Un tribunal européen a condamné lundi cinq médecins kosovars à des peines allant jusqu’à huit ans de prison pour trafic d’organes au Kosovo, une affaire remontant à 2008 et dont les ramifications se sont étendues à travers l’Europe, l’Amérique du Nord et jusqu’au Proche-Orient.
D’après le jugement rendu par le tribunal, la peine la plus lourde, soit huit ans de prison, a été prononcée contre l’urologue Lutfi Dervishi, tandis que son fils Arban, également médecin, s’est vu infliger une peine de sept ans et trois mois de prison.
Trois autres médecins ont été condamnés à des peines allant d’un an avec sursis à trois ans de prison.
Les deux derniers inculpés, dont un ancien haut responsable du ministère kosovar de la Santé, Ilir Rrecaj, ont été acquittés dans ce procès ouvert en 2011.
Le verdict « représente une décision importante de la justice en faveur des victimes du trafic d’êtres humains », a déclaré aux journalistes le procureur européen Jonathan Ratel à la sortie du tribunal.
Pendant le procès, M. Rrecaj avait admis que les transplantations illégales avaient eu lieu dans la clinique, niant toutefois y avoir été impliqué.

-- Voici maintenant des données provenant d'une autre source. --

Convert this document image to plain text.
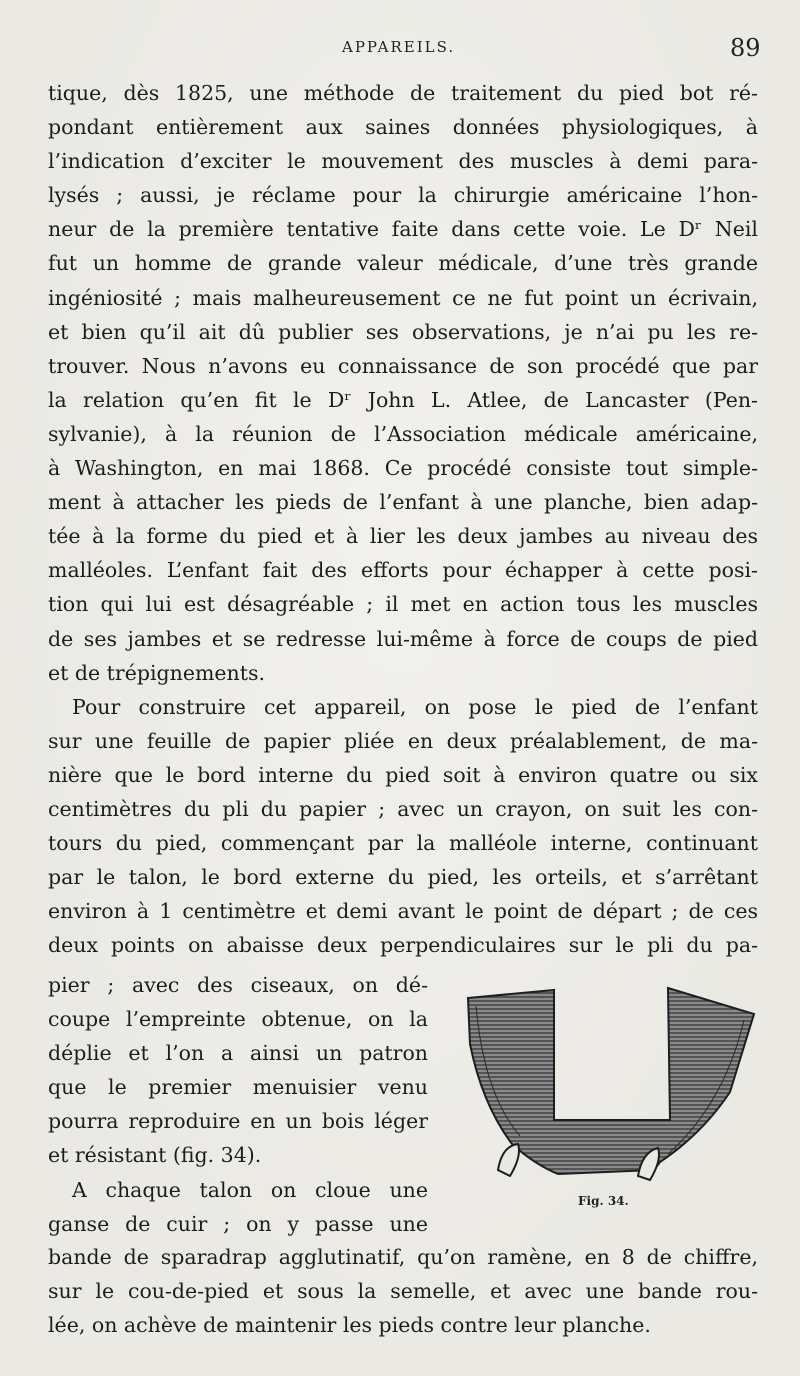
APPAREILS.	89
tique, dès 1825, une méthode de traitement du pied bot ré-
pondant entièrement aux saines données physiologiques, à
l’indication d’exciter le mouvement des muscles à demi para-
lysés ; aussi, je réclame pour la chirurgie américaine l’hon-
neur de la première tentative faite dans cette voie. Le Dʳ Neil
fut un homme de grande valeur médicale, d’une très grande
ingéniosité ; mais malheureusement ce ne fut point un écrivain,
et bien qu’il ait dû publier ses observations, je n’ai pu les re-
trouver. Nous n’avons eu connaissance de son procédé que par
la relation qu’en fit le Dʳ John L. Atlee, de Lancaster (Pen-
sylvanie), à la réunion de l’Association médicale américaine,
à Washington, en mai 1868. Ce procédé consiste tout simple-
ment à attacher les pieds de l’enfant à une planche, bien adap-
tée à la forme du pied et à lier les deux jambes au niveau des
malléoles. L’enfant fait des efforts pour échapper à cette posi-
tion qui lui est désagréable ; il met en action tous les muscles
de ses jambes et se redresse lui-même à force de coups de pied
et de trépignements.
Pour construire cet appareil, on pose le pied de l’enfant
sur une feuille de papier pliée en deux préalablement, de ma-
nière que le bord interne du pied soit à environ quatre ou six
centimètres du pli du papier ; avec un crayon, on suit les con-
tours du pied, commençant par la malléole interne, continuant
par le talon, le bord externe du pied, les orteils, et s’arrêtant
environ à 1 centimètre et demi avant le point de départ ; de ces
deux points on abaisse deux perpendiculaires sur le pli du pa-
pier ; avec des ciseaux, on dé-
coupe l’empreinte obtenue, on la
déplie et l’on a ainsi un patron
que le premier menuisier venu
pourra reproduire en un bois léger
et résistant (fig. 34).
A chaque talon on cloue une
ganse de cuir ; on y passe une
Fig. 34.
bande de sparadrap agglutinatif, qu’on ramène, en 8 de chiffre,
sur le cou-de-pied et sous la semelle, et avec une bande rou-
lée, on achève de maintenir les pieds contre leur planche.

Toutes ces personnes avaient été inculpées de « criminalité organisée » et d’« exercice illégal d’activités médicales », d’après l’acte d’accusation dressé par M. Ratel.
Selon la même source, plus de 30 prélèvements de reins et transplantations ont été faits illégalement dans la clinique Medicus qui a été fermée en 2008, lorsque le scandale a éclaté.
Les donneurs, recrutés en Europe ou en Asie centrale, se voyaient promettre chacun quelque 15 000 euros tandis que les receveurs d’organes étaient prêts à débourser chacun jusqu’à 100 000 euros pour une telle intervention chirurgicale.
L’acte de l’accusation désigne le ressortissant israélien Moshe Harel comme étant le cerveau d’un réseau de recrutement de donneurs et de receveurs d’organes, cependant que le médecin turc Yusuf Ercin Sonmez est soupçonné d’avoir effectué les greffes d’organes dans la clinique Medicus. Ces deux hommes ne figurent pas parmi les inculpés dans ce procès, car ils n’ont pas été mis à la disposition du tribunal européen.
Yusuf Ercin Sonmez a déjà comparu devant un tribunal turc sur la base des accusations contenues dans le dossier « Medicus ». Membre du tribunal, le juge américain Dean Pineles, a déclaré lors de l’énoncé du verdict que ce médecin, surnommé « Dr Frankenstein » par la presse de son pays, était le chirurgien principal dans la plupart, voir même dans toutes les greffes de reins illégales effectuées à la clinique Medicus.
Quelque 80 témoins – dont des donneurs et des receveurs d’organes –, ont témoigné devant le panel présidé par le juge polonais Arkadiusz Sedek. Le procureur a affirmé pendant le procès qu’il s’agissait d’un « réseau international de trafic d’organes ».
L’anesthésiste Sokol Hajdini, qui a été condamné à trois ans de prison, avait reconnu avoir assisté le médecin turc dans des opérations de mars à octobre 2008, tout en assurant n’avoir pas su qu’il s’agissait de transplantations illégales. Le procès s’est déroulé devant un tribunal de l’Eulex, mission entamée par l’UE après la proclamation de l’indépendance du Kosovo en 2008, dont le mandat est de se charger des dossiers jugés trop sensibles pour la justice locale.
Le procureur Ratel avait demandé la comparution en qualité de témoin du rapporteur du Conseil de l’Europe Dick Marty, qui a publié en 2010 un rapport sur un trafic d’organes présumé organisé par la guérilla indépendantiste kosovare – cette dernière les aurait prélevés sur des prisonniers serbes pendant la guerre au Kosovo (1998-99) –, mais sa demande a été rejetée. Dans son rapport, M. Marty évoque un lien entre ce trafic d’organes au cours du conflit et le « cas contemporain » de la clinique Medicus.
Dans cette affaire de trafic pendant la guerre, M. Marty a mis en cause l’ex-chef de la guérilla Hashim Thaçi, actuellement Premier ministre du Kosovo, ce que l’intéressé a vivement démenti.
Une enquête internationale sur les faits énoncés dans le rapport de M. Marty sera terminée en 2014, a récemment déclaré le procureur américain chargé du dossier, Clint Williamson.